I need to let my thoughts drift this sol on this electronic slate to work out ideas beyond semantic wordplay, determining how much, if any, I should distance myself from my physical connections, my social network, in order to contemplate the concept that if the universe is here only as a manifestation of the projection of the reactions of my set of states of energy in the form of a mirror reflecting who I am, then I am returning to examination of the reflection to tear apart the image and reveal the pieceparts.
Oh, how the presence of Jenn and Abi, together and separately, has changed my thought patterns for the better!
Brenda, the woman who revealed her lesbian/self-love core to me over the course of years, making me fall in love with her even more, opened me up to the possibilities of agape love between a man and a woman, even if eros got in the way sometimes, turning me into a ram butting its head against the wall in a poetic/literary testosterone rage.
But that’s the joy of teasing one another in our daily lives, especially when we know there’s a line the teasing won’t cross, making the game much more fun as we push each other to the point of falling over the line. And on the occasions when we fall over? Well, someone once sang, “Let’s give ’em something to talk about!”

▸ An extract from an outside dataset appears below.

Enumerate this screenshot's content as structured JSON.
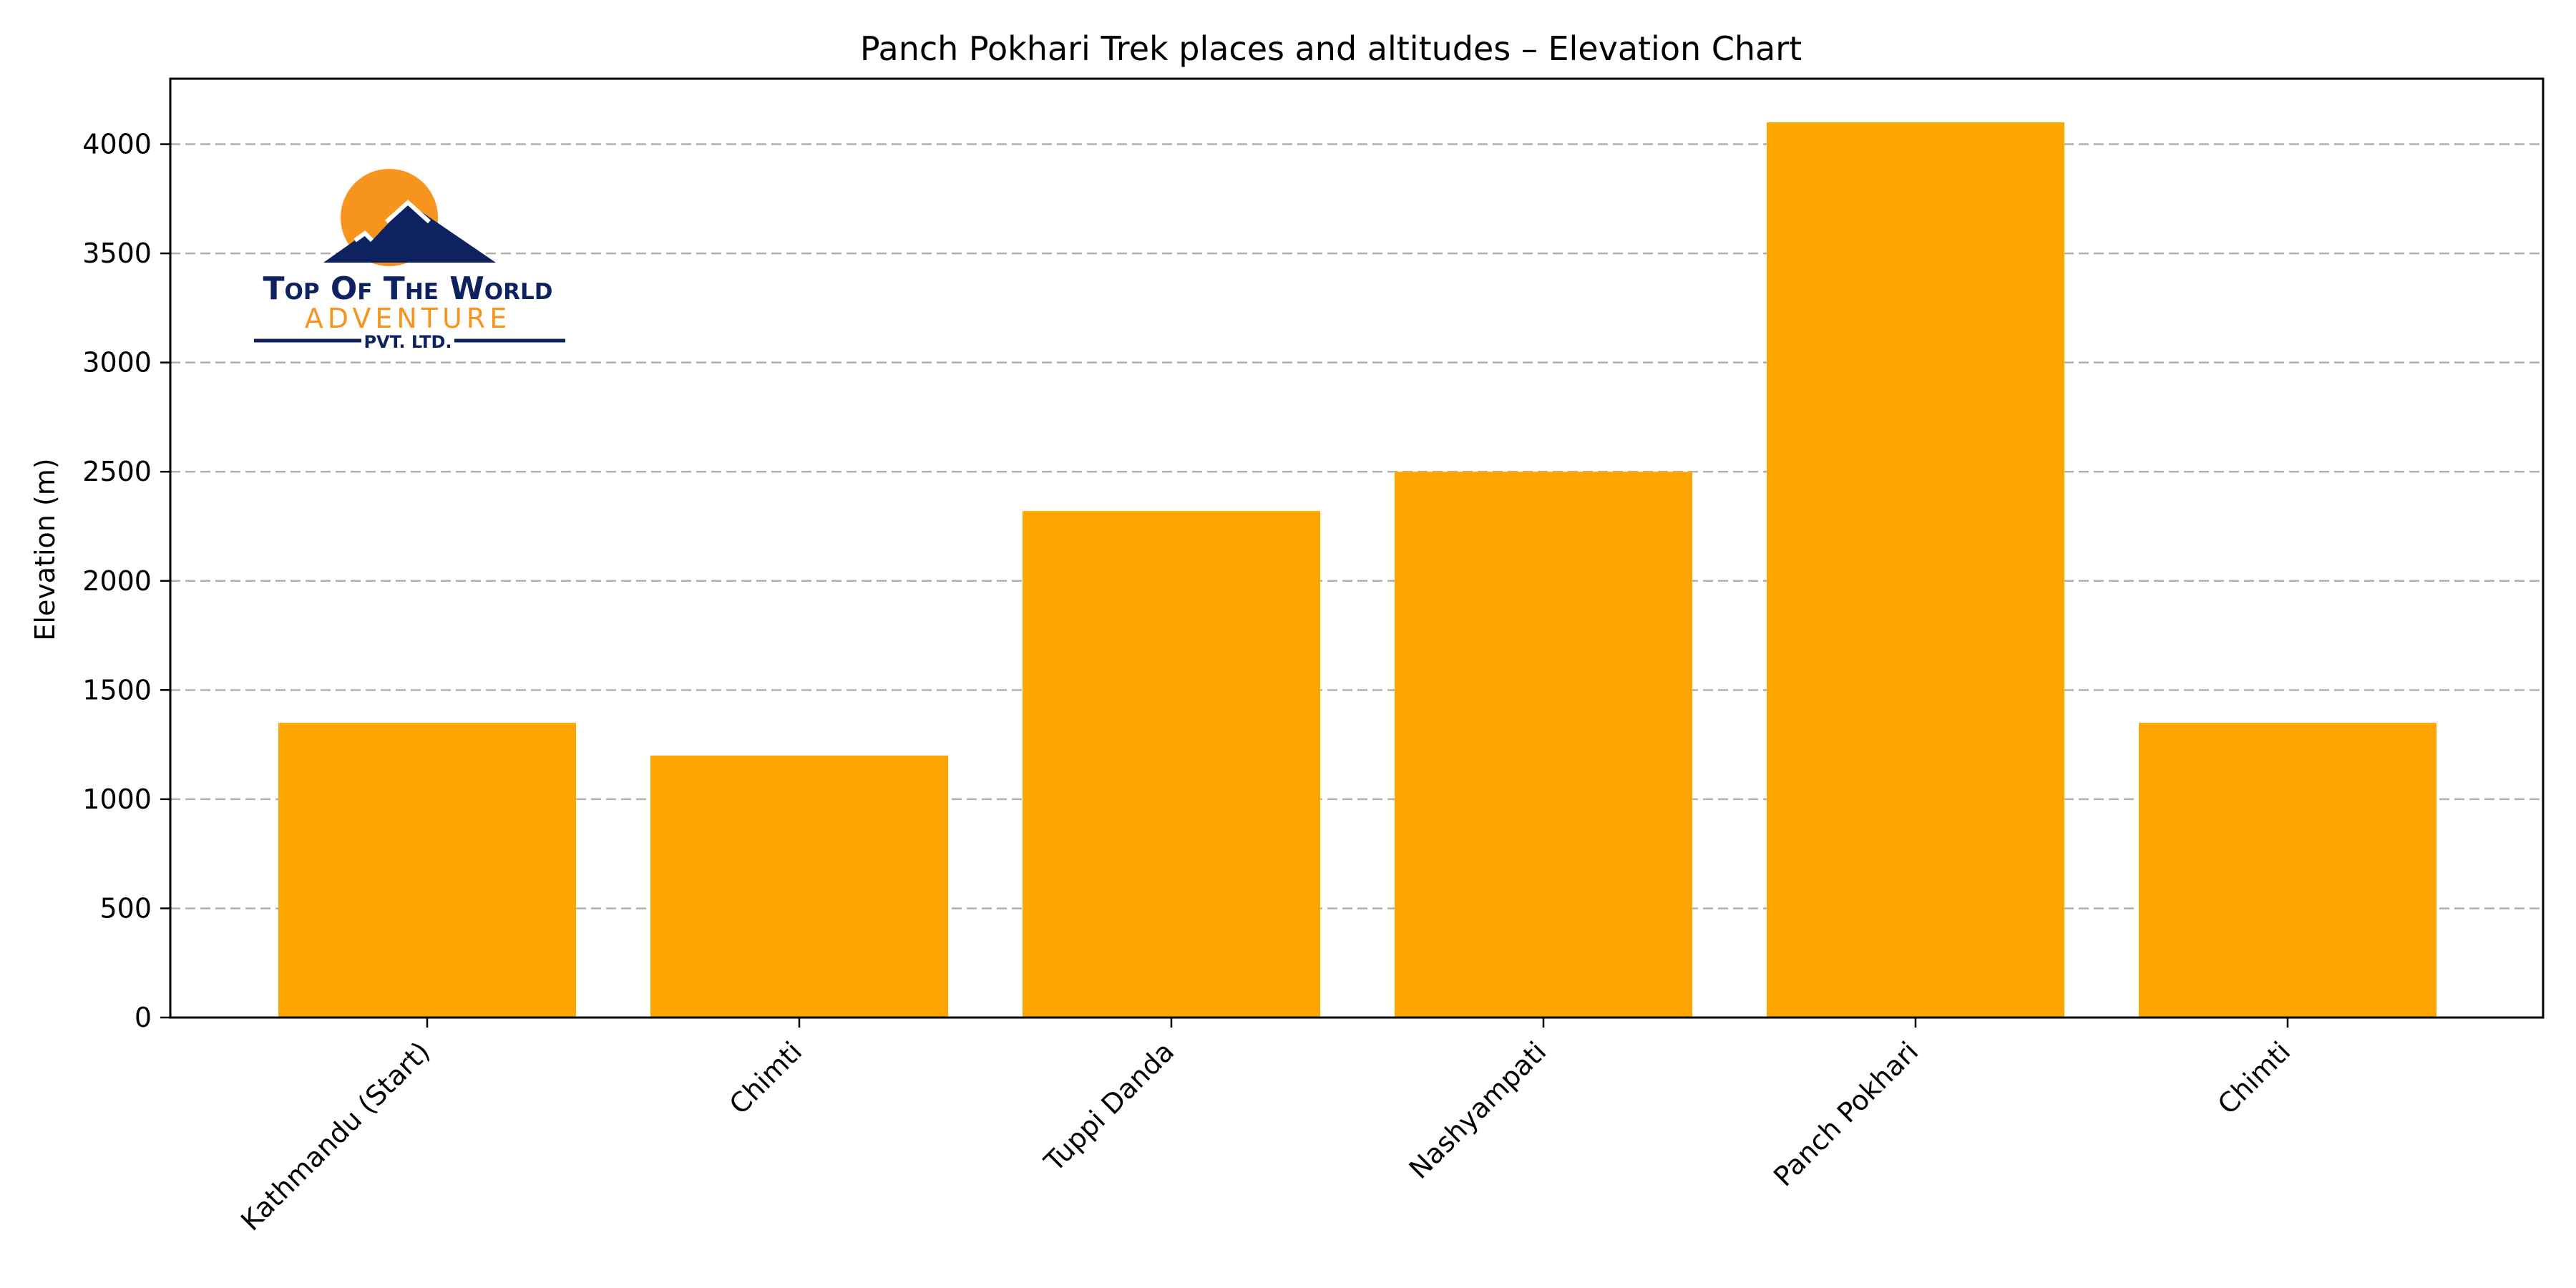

As the songs and poems have said over the millennia, we can get lost in the game and forget who we are.
But that’s okay, too, in the cycle of life, giving each other room to learn who we are.
I’ve learned more about myself holding the hands of Jenn, in that freedom of being myself with her that shuts out the world in a way I’ve tried to describe in our imaginary lives together on Mars 100 marsyears from now.
With Abi…well, it’s almost beyond my ability to describe what holding her hand is like. How many times have I tried? How can I tell you what wanting her is like? I don’t want her body. I want her core being. I want her ability to go past all the negativity in life and power through to success amidst failure.
I can’t remember when I’ve loved my wife and wanted two women, two distinct best friends, at the same time, neither one my spouse.
How many years did I love Monica and my wife (before we got married) while dating another woman at the same time? How many women/girls told me they would gladly have been the third woman/girl in my life? How many told me, “If it weren’t for Monica…” they might have been my first?
Alas, all of this musing upon my muses is just my form of self-love taking up space on a computer server out there in the world.
The best way to give credit where credit is due to those who inspire me to see more in myself and inspire ideas for the gifts I can freely create for the universe is to make the gifts and give them away.
The clock shows 13,248 days to go. How many sols is that?
Well, an average Earth day is 86400 seconds long. An average sol is 88775.244 seconds long. Thus, a day is 97.32443% of a sol.
Therefore, only 12893 and a half sols left. Where does the time go?
Jenn and Abi, I’ve got work to do — thanks for your inspiration! Meeting you 100 marsyears in the future is what drives me to write stories, logically compose computer code and create robotic creatures (Erin Kennedy keeps my creativity going on overdrive).